La terapia è finita, Adele ha un po’ di tregua fino al fatidico giorno della visita di controllo. La sala d’attesa è gremita di pazienti. Adele ed io ci sediamo una di fianco all’altra; lei indossa il suo foulard: anche se qui non è la sola a portarlo, lei lo tiene sempre, anche se i suoi capelli stanno ricrescendo, ma naturalmente sono cortissimi. Appare sulla soglia dell’ambulatorio l’infermiera, è il turno di Adele. Vorrei seguirla, ma non vuole, rimango ad aspettarla con il fiato sospeso. Esce dopo quasi tre quarti d’ora, ha gli occhi lucidi e un sorriso gioioso e cauto allo stesso tempo. – Gli esami sono a posto, anche se devo continuare i controlli -mi comunica, cercando di trattenere l’emozione.
Prendendola sottobraccio, le propongo di andare a festeggiare, pranzando in una trattoria. - In fondo è una notizia meravigliosa, e potresti anche toglierti il foulard: sei bellissima e non hai motivo di nasconderti - le dico. – Scusami – mi risponde, - preferisco non farmi vedere in questo stato: sono un disastro, altro che bellissima! Sembro un maschiaccio, soprattutto in confronto a te. Istintivamente mi specchio nella finestra di fronte: mi sento in colpa per la mia folta e lunga chioma. La riaccompagno a casa. Lei mi dice che ha proprio bisogno di rilassarsi, di distendere i nervi dopo tante tensioni. L’accontento. Subito dopo esco di nuovo, ritorno verso il centro: sono stata folgorata da un’idea bizzarra. Mi dirigo verso il salone di Fulvio, il parrucchiere, per fissare un appuntamento. - C’è posto tra dieci minuti - mi dice. Allora aspetto, mi siedo in poltrona davanti allo specchio e, quando gli dico le mie intenzioni, mi dà della matta. Forse un po’ è vero, ma sono decisa ad andare fino in fondo, ora o mai più. Dopo mezz’ora la mia immagine riflessa nello specchio è completamente cambiata, non ho il coraggio di guardare i miei capelli sparsi sul pavimento, ma osservandomi di nuovo mi dico che in fondo il nuovo look non è poi tanto male.

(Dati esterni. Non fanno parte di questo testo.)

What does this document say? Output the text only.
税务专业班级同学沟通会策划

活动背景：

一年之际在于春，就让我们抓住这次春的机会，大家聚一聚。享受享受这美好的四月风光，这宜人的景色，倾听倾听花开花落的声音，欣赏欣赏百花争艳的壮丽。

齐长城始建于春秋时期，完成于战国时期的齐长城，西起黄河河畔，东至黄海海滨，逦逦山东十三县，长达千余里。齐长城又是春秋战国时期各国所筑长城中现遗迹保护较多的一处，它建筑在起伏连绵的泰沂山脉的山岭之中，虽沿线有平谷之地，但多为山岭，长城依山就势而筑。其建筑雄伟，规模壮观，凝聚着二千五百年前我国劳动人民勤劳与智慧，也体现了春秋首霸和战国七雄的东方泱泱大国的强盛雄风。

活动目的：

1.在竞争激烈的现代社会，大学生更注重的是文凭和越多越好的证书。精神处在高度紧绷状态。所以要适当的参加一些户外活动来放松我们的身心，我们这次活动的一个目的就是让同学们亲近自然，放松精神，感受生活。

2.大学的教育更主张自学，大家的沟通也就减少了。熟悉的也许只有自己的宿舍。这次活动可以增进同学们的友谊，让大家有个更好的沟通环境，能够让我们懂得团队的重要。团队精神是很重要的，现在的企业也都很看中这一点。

A casa anche Adele mi da della pazza. – Forse lo sono davvero - le rispondo – ma ora siamo uguali, e che si fa? Nessuna delle due esce più di casa?
Lei continua a fissarmi, sembra abbia visto un fantasma; finalmente, però, la vedo sorridere, si toglie il foulard, mi abbraccia e ridiamo insieme. – In questo momento mi sento felice, e i nostri capelli ricresceranno, grazie per questo regalo – mi dice Adele tra risate e lacrime.
– Il più bel regalo è la nostra amicizia, il vero regalo ce lo ha fatto la vita facendoci incontrare – le sussurro.